IBC Discussion Highlights Growing Pressures in Indonesia’s E-Commerce Ecosystem

FGD E-commerce

Indonesia’s e-commerce landscape is increasingly shaped by three issues that are beginning to redefine market dynamics. Domestic producers face tightening terms of trade. The market is flooded by an imported low-priced commodity, with competitive volume and quality. Digital platforms, which now act as virtual economic infrastructure, are primarily owned and controlled by external players. These three factors are altering competitive balance, raising structural pressures on local industries, and prompting the need for a deeper understanding of how the digital marketplace is evolving.

With the background above, IBC convened a focused discussion on 9 December 2025 to assess how these developments are affecting producers, merchants, and sectoral industries. Participants noted that e-commerce costs have risen sharply in recent years, with some service components increasing by 2 to 3 times, while overall digital operating expenses for merchants have climbed by 19% to 20%, according to figures presented during the discussion. These pressures coincide with the rapid entry of low-priced imports through cross-border and factory-to-consumer models, further intensified by limited algorithmic transparency that affects product visibility and bargaining power for domestic sellers.

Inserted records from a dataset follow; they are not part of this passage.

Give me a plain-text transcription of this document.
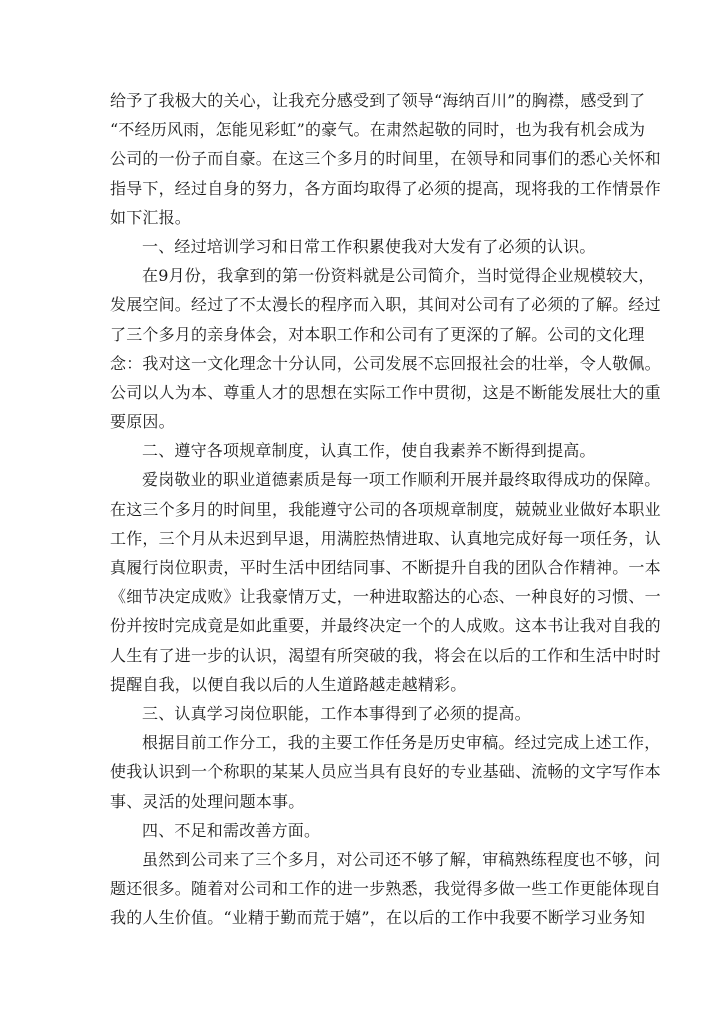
给予了我极大的关心，让我充分感受到了领导“海纳百川”的胸襟，感受到了
“不经历风雨，怎能见彩虹”的豪气。在肃然起敬的同时，也为我有机会成为
公司的一份子而自豪。在这三个多月的时间里，在领导和同事们的悉心关怀和
指导下，经过自身的努力，各方面均取得了必须的提高，现将我的工作情景作
如下汇报。
一、经过培训学习和日常工作积累使我对大发有了必须的认识。
在9月份，我拿到的第一份资料就是公司简介，当时觉得企业规模较大，
发展空间。经过了不太漫长的程序而入职，其间对公司有了必须的了解。经过
了三个多月的亲身体会，对本职工作和公司有了更深的了解。公司的文化理
念：我对这一文化理念十分认同，公司发展不忘回报社会的壮举，令人敬佩。
公司以人为本、尊重人才的思想在实际工作中贯彻，这是不断能发展壮大的重
要原因。
二、遵守各项规章制度，认真工作，使自我素养不断得到提高。
爱岗敬业的职业道德素质是每一项工作顺利开展并最终取得成功的保障。
在这三个多月的时间里，我能遵守公司的各项规章制度，兢兢业业做好本职业
工作，三个月从未迟到早退，用满腔热情进取、认真地完成好每一项任务，认
真履行岗位职责，平时生活中团结同事、不断提升自我的团队合作精神。一本
《细节决定成败》让我豪情万丈，一种进取豁达的心态、一种良好的习惯、一
份并按时完成竟是如此重要，并最终决定一个的人成败。这本书让我对自我的
人生有了进一步的认识，渴望有所突破的我，将会在以后的工作和生活中时时
提醒自我，以便自我以后的人生道路越走越精彩。
三、认真学习岗位职能，工作本事得到了必须的提高。
根据目前工作分工，我的主要工作任务是历史审稿。经过完成上述工作，
使我认识到一个称职的某某人员应当具有良好的专业基础、流畅的文字写作本
事、灵活的处理问题本事。
四、不足和需改善方面。
虽然到公司来了三个多月，对公司还不够了解，审稿熟练程度也不够，问
题还很多。随着对公司和工作的进一步熟悉，我觉得多做一些工作更能体现自
我的人生价值。“业精于勤而荒于嬉”，在以后的工作中我要不断学习业务知
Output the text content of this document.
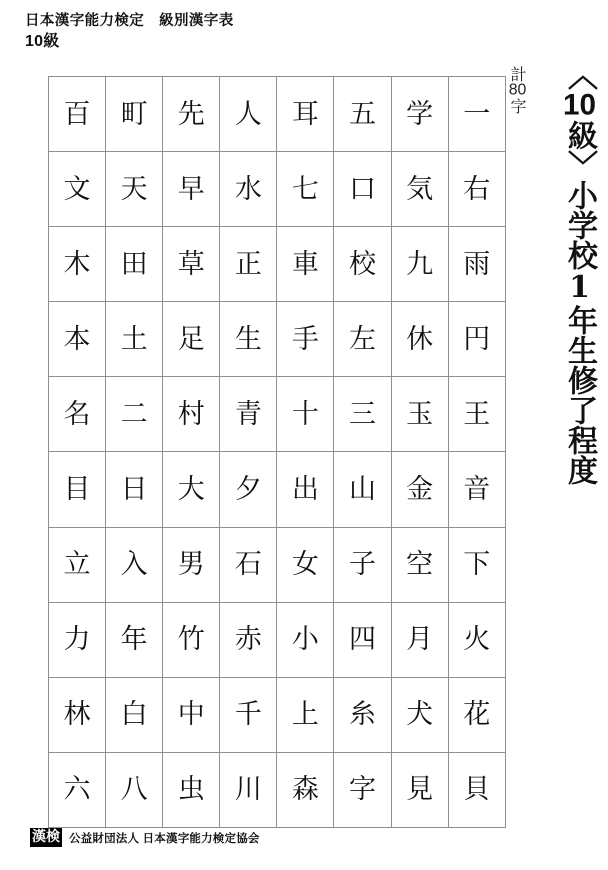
日本漢字能力検定　級別漢字表
10級
〈10級〉小学校1年生修了程度
計80字
百	町	先	人	耳	五	学	一
文	天	早	水	七	口	気	右
木	田	草	正	車	校	九	雨
本	土	足	生	手	左	休	円
名	二	村	青	十	三	玉	王
目	日	大	夕	出	山	金	音
立	入	男	石	女	子	空	下
力	年	竹	赤	小	四	月	火
林	白	中	千	上	糸	犬	花
六	八	虫	川	森	字	見	貝
漢検 公益財団法人 日本漢字能力検定協会
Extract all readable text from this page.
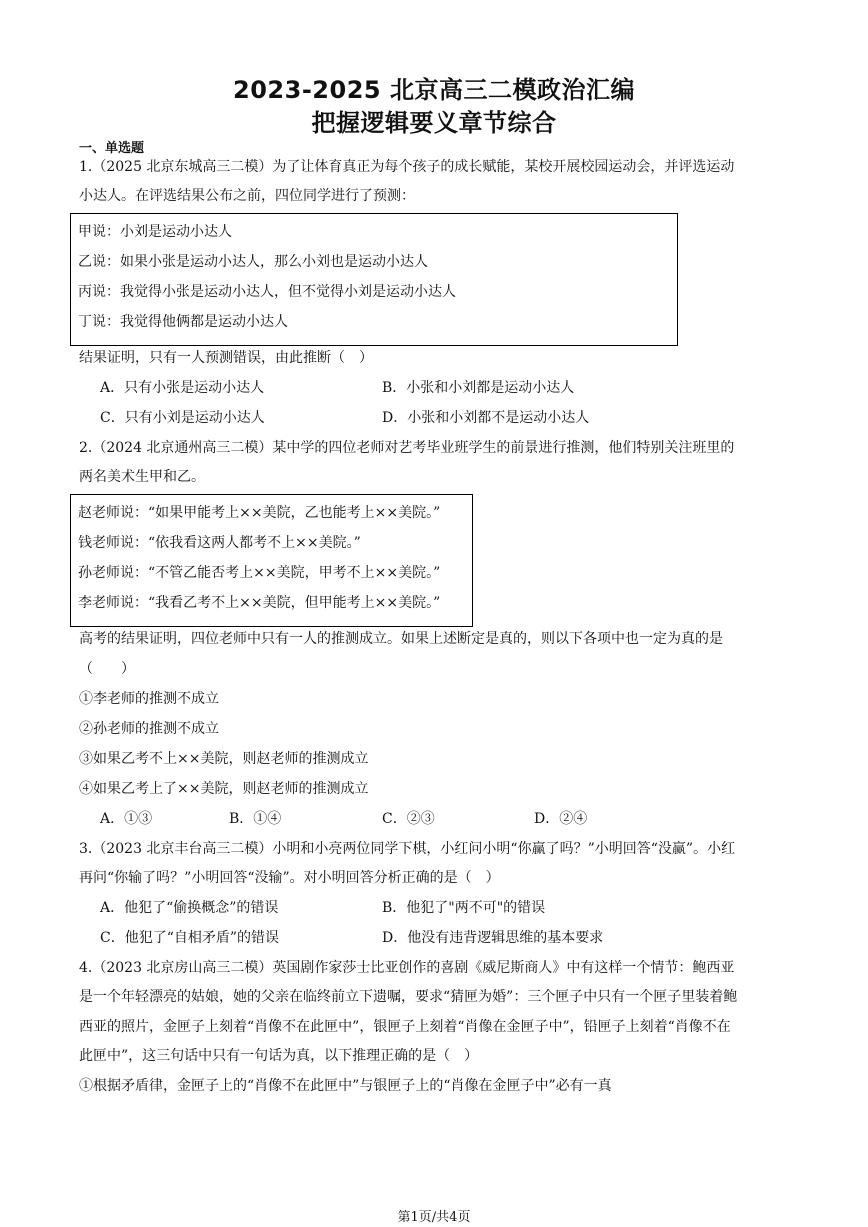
2023-2025 北京高三二模政治汇编
把握逻辑要义章节综合
一、单选题
1.（2025 北京东城高三二模）为了让体育真正为每个孩子的成长赋能，某校开展校园运动会，并评选运动
小达人。在评选结果公布之前，四位同学进行了预测：
甲说：小刘是运动小达人
乙说：如果小张是运动小达人，那么小刘也是运动小达人
丙说：我觉得小张是运动小达人，但不觉得小刘是运动小达人
丁说：我觉得他俩都是运动小达人
结果证明，只有一人预测错误，由此推断（　）
A．只有小张是运动小达人	B．小张和小刘都是运动小达人
C．只有小刘是运动小达人	D．小张和小刘都不是运动小达人
2.（2024 北京通州高三二模）某中学的四位老师对艺考毕业班学生的前景进行推测，他们特别关注班里的
两名美术生甲和乙。
赵老师说：“如果甲能考上××美院，乙也能考上××美院。”
钱老师说：“依我看这两人都考不上××美院。”
孙老师说：“不管乙能否考上××美院，甲考不上××美院。”
李老师说：“我看乙考不上××美院，但甲能考上××美院。”
高考的结果证明，四位老师中只有一人的推测成立。如果上述断定是真的，则以下各项中也一定为真的是
（　　）
①李老师的推测不成立
②孙老师的推测不成立
③如果乙考不上××美院，则赵老师的推测成立
④如果乙考上了××美院，则赵老师的推测成立
A．①③	B．①④	C．②③	D．②④
3.（2023 北京丰台高三二模）小明和小亮两位同学下棋，小红问小明“你赢了吗？”小明回答“没赢”。小红
再问“你输了吗？”小明回答“没输”。对小明回答分析正确的是（　）
A．他犯了“偷换概念”的错误	B．他犯了"两不可"的错误
C．他犯了“自相矛盾”的错误	D．他没有违背逻辑思维的基本要求
4.（2023 北京房山高三二模）英国剧作家莎士比亚创作的喜剧《威尼斯商人》中有这样一个情节：鲍西亚
是一个年轻漂亮的姑娘，她的父亲在临终前立下遗嘱，要求“猜匣为婚”：三个匣子中只有一个匣子里装着鲍
西亚的照片，金匣子上刻着“肖像不在此匣中”，银匣子上刻着“肖像在金匣子中”，铅匣子上刻着“肖像不在
此匣中”，这三句话中只有一句话为真，以下推理正确的是（　）
①根据矛盾律，金匣子上的“肖像不在此匣中”与银匣子上的“肖像在金匣子中”必有一真
第1页/共4页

The implications for local industry are already visible, around 68% of digital SMEs reported weakening margins, and roughly 43% had at some point halted sales or shifted channels due to rising costs and difficulty maintaining profitability. The structural impact is evident in the textile sector, where approximately 60 firms have closed in the past two years, and an estimated 250,000 workers have been affected, while industry growth remains slow at around 2.79% CAGR through 2030. The beauty sector, which comprises roughly 95% small- and medium-sized manufacturers and supports nearly 60,000 workers, faces increasing pressure from predatory pricing and mislabelled imports that compete directly with local products. These trends reflect how the influx of low-priced goods is reshaping incentives, leading some producers to shift from manufacturing to import trading.

The discussion highlighted several ideas to strengthen e-commerce governance and support domestic competitiveness. Participants emphasized the value of a more coordinated governance structure that could improve oversight, review platform cost structures, strengthen supervision of imported goods, and enhance transparency of algorithmic systems. Suggestions also included integrating SME support through financing schemes, simplifying overlapping regulations across ministries, and exploring longer-term options such as establishing a national digital gateway inspired by international models. IBC plans to continue refining these proposals in upcoming sessions to develop short-, medium-, and long-term actions to help restore balance and strengthen Indonesia’s industrial resilience in the growing digital economy.